Amid chill in relations, new PLA history returns spotlight to 1962 war
- Ahead of the 60th anniversary of the 1962 India-China war which falls in October this year, official Chinese military researchers have compiled a new history of the war.
- It reassessed its significance and legacy, bringing the spotlight back to the war amid the current tensions in relations.
The Renewed Attention
- India-China war hasn’t been covered as extensively in Chinese films, television dramas or in the media.
- That is now changing with a renewed attention on 1962 following the Line of Actual Control (LAC) crisis which began in April 2020 and particularly after the June 15, 2020 clash in Galwan Valley.
- The recent plunge in relations has coincided with greater interest both in 1962 and on the boundary dispute.
A New History
- To mark the 60th anniversary, some efforts are being made to brought together Chinese military researchers to compile a new history of the war.
- It is titled “One Hundred Questions on the China-India Border Self-Defence Counterattack.”
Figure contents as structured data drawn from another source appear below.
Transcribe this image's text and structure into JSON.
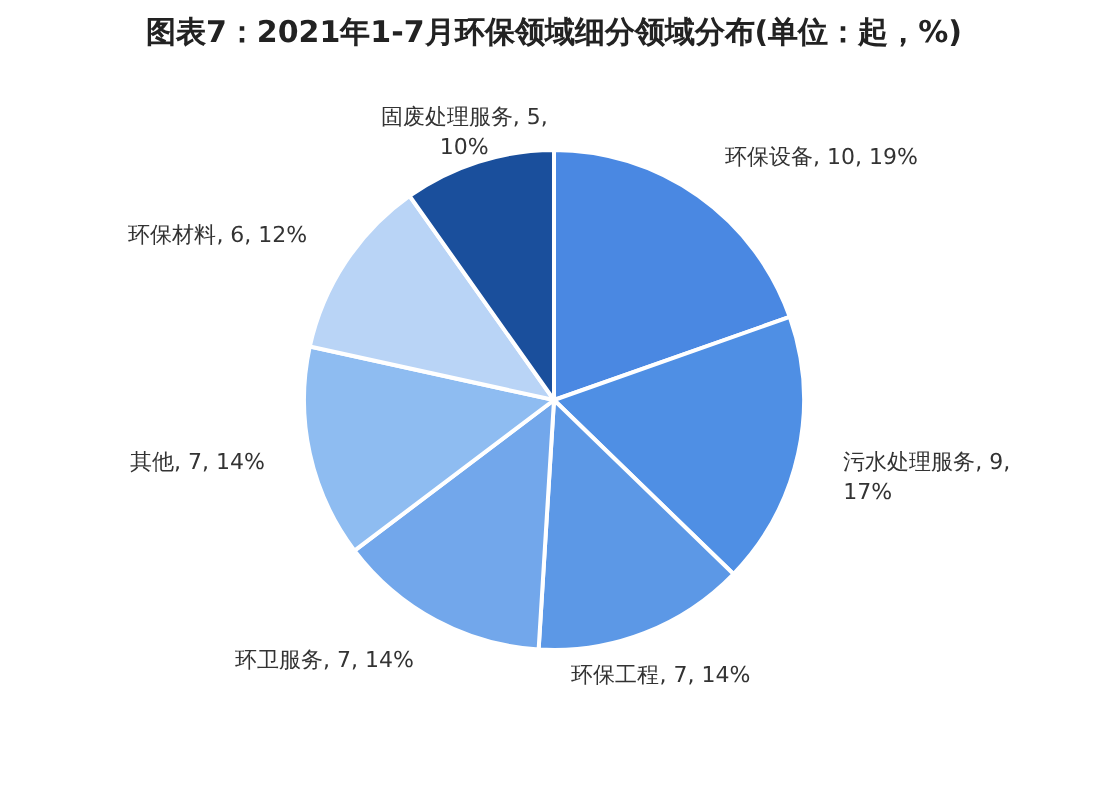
{
  "chart_data": {
    "type": "pie",
    "title": "图表7：2021年1-7月环保领域细分领域分布(单位：起，%)",
    "categories": [
      "环保设备",
      "污水处理服务",
      "环保工程",
      "环卫服务",
      "其他",
      "环保材料",
      "固废处理服务"
    ],
    "values": [
      10,
      9,
      7,
      7,
      7,
      6,
      5
    ],
    "value_labels": [
      "10, 19%",
      "9, 17%",
      "7, 14%",
      "7, 14%",
      "7, 14%",
      "6, 12%",
      "5, 10%"
    ],
    "colors": [
      "#4a88e2",
      "#4f8fe4",
      "#5c98e6",
      "#72a7eb",
      "#8ebcf1",
      "#b9d4f6",
      "#1a4f9c"
    ],
    "legend": false
  }
}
- Extracts of the book were published this month in the popular Chinese website Guancha.
- The book is based on interviews with PLA veterans and focuses on Chinese military strategy as well as on the legacy of the war.
China’s words on 1962 war
- Officially, China still calls its massive attack on India as a “self-defence counterattack”.
- The book reveals that the CPC under Mao, very shortly after the offensive, decreed that all references to the war in China could only describe it as a “counterattack”, reflective of how the leadership looked to immediately turn on its head China’s act of aggression.
- The significance of the capture of Tawang in 1962 was aimed to “demonstrate that China would not accept the McMahon Line” as well as its sovereignty over Tibet.
- The extract notes that on December 3, 1962, less than two weeks after the unilateral ceasefire declared by China and it is stipulated that the war would only be referred to as the “China-India Border Self-Defence Counterattack”, a description that is still used today.
- The book also looks at Mao’s decision to go to war and says he believed the offensive would, somewhat counterintuitively, “create conditions for a peaceful settlement of the Sino-Indian border issue”.
Conclusion
- China’s military success in 1962 to the fighting experience gained by the military first in the war against Japan and subsequently in the war in Korea fighting U.S. troops.
- Those wars have occupied the spotlight in official Chinese military histories.
- With the resurgence of tensions along the India-China border and ahead of the upcoming anniversary, the India-China war is now back in the spotlight.